The coronavirus pandemic-induced recession is on record as one of the deepest--but also the shortest---in United States history, according to the official documentor of economic cycles.

The National Bureau of Economic Research (NBER) concluded in its official report released Monday that the COVID-19 economic contraction only lasted two months, from February 2020 to the following April, making it the shortest recession on record.

"The NBER's traditional definition of a recession involves a decline in economic activity that lasts more than a few months," the institution said in a statement. "Nonetheless, the committee concluded that the unprecedented magnitude of the decline in employment and production, and its broad reach across the entire economy, warranted the designation of this episode as a recession, even though the downturn was briefer than earlier contractions."

And that economic drop was staggering, with U.S. gross domestic product (GDP) plunging 31.4% lower in the second quarter of 2020, only to massively recover in the following quarter, with output rising by 33.4% on the back of unprecedented stimulus from the Federal Reserve.

The NBER said it also based its decision on trends on both GDP and gross domestic income, with most economic indicators returning to pre-pandemic levels. However, employment, which is arguably the most important economic indicator, still lags behind in recovery, with roughly 7 million fewer Americans at work now than before February 2020.

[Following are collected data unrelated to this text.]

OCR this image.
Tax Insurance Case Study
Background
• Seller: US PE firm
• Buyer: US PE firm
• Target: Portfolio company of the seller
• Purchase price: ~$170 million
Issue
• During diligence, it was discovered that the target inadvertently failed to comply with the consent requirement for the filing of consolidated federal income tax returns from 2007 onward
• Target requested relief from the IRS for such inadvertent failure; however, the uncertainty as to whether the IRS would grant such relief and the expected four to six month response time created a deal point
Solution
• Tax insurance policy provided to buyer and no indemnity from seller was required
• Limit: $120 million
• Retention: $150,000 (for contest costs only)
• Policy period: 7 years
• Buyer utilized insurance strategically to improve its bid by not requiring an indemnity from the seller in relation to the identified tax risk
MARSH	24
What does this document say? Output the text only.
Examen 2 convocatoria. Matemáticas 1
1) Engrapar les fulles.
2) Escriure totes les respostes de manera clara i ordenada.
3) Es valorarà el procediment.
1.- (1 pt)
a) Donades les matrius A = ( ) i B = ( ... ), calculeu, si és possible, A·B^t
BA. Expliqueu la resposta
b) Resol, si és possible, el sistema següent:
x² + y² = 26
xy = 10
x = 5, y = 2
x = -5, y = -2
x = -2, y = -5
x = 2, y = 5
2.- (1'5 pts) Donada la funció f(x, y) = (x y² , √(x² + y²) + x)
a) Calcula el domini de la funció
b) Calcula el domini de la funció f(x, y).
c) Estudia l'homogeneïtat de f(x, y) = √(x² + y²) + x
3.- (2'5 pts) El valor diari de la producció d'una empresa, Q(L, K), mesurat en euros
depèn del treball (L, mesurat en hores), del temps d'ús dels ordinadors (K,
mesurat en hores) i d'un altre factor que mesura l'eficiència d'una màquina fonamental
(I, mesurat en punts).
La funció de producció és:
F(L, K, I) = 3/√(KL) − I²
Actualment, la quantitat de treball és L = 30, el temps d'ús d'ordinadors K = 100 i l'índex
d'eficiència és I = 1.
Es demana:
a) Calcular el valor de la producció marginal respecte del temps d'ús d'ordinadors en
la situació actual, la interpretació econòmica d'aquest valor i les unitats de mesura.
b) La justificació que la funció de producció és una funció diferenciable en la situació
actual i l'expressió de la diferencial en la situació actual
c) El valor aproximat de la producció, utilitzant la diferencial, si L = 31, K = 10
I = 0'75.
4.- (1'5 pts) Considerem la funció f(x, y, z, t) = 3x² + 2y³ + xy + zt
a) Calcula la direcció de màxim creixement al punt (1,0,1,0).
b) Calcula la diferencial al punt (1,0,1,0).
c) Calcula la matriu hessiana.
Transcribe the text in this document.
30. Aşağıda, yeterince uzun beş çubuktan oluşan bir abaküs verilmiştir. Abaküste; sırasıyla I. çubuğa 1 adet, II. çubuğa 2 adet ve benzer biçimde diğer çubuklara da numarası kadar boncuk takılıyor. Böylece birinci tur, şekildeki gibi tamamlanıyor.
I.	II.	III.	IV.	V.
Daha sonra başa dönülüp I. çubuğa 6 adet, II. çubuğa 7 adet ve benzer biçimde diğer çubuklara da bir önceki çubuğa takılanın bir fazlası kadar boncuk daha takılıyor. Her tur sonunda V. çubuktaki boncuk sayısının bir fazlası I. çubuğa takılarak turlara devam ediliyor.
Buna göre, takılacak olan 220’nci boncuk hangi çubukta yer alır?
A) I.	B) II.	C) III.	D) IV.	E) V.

Though devastating, the COVID recession is the briefest in U.S. history, with the second shortest recession being the period between January and July in 1980 following the period of economic stagflation in the late 1970's. The longest ever downturn on record spanned from October 1873 to March 1879, a duration of 65 months.

The decision that the pandemic-induced recession ended more than a year ago did not surprise Wall Street, as many economists have estimated it to be over following the economy's rise in annualized GDP for the past two quarters.